In the weeks since the strike has started, the costs have grown, but seem smaller for the city in comparison to the full cost of the contract with MV, which includes the maintenance of approximately 100 vehicles, based on information shared by city officials and MV’s website.
The city has declined to comment on whether there’s a time frame in which it would become involved in negotiations or seek another contractual provider should MV continue to not provide its contracted drivers.
The new contracts don’t cover the city’s commuter services — buses that run weekdays in the mornings and evenings to places like the San Fernando Valley, West Los Angeles, downtown Los Angeles and LAX. Those services have been suspended since Oct. 9.
The city tracks ridership as one-way trips provided as opposed to unique individuals, Lujan said. If the year-over-year commuter numbers are any indication, the popularity of the city’s commuter transit services are on the rise.
Not including local or dial-a-ride services, which MV also contractually provides, the city gave 19,973 rides on its commuter buses in September 2022, and 23,347 this past September — an average of more than 1,100 one-way trips a day for the Monday-to-Friday line, a 16% increase over the previous year.
In October 2022, there were 21 days of commuter service and 24,354 trips. The numbers for October 2023 had just under 4,800 trips in about five days.
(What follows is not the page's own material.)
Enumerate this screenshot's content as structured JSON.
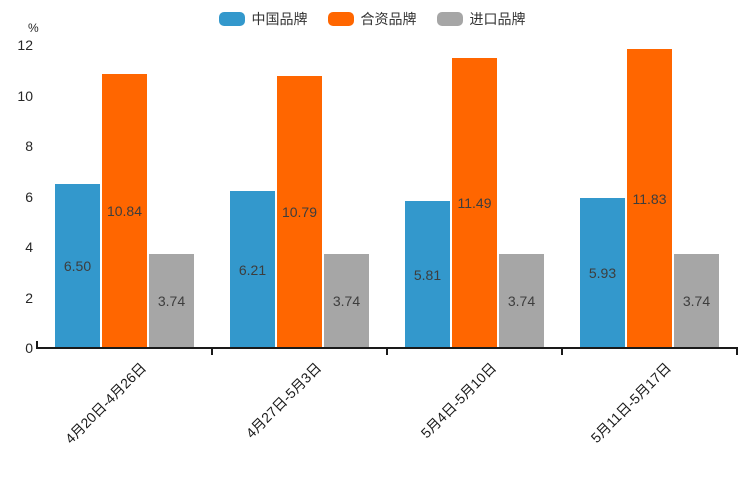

Those numbers could have been impacted by numerous reports at the end of September of a pending strike.
“The city determines which emergency routes to operate, the service frequency and hours of operation,” Lujan wrote in an email Wednesday to explain how the temporary services are being negotiated on behalf of the city.
An emergency declaration was issued shortly after the strike was declared, authorizing City Manager Ken Striplin to negotiate temporary contracts.
“They are adjusted as needed, based on available Transit Systems resources,” Lujan added.
The city’s daily cost for its contract with Transit Systems on Oct. 20 was $22,445, according to contracts shared by the city.
“The city is currently operating limited all-day service on (Route Nos.) 1, 2, 5, 6 and 12,” Lujan wrote. “Additionally, we are operating school day service on (Route Nos.) 621, 623, 626, 627, 634 and 640.”
Prior to the strike, Santa Clarita Transit offered 11 all-day local routes and four commuter lines.
Updated information about the city’s changing bus services is available at: santaclaritatransit.com/2023-mv-bus-driver-strike-schedule.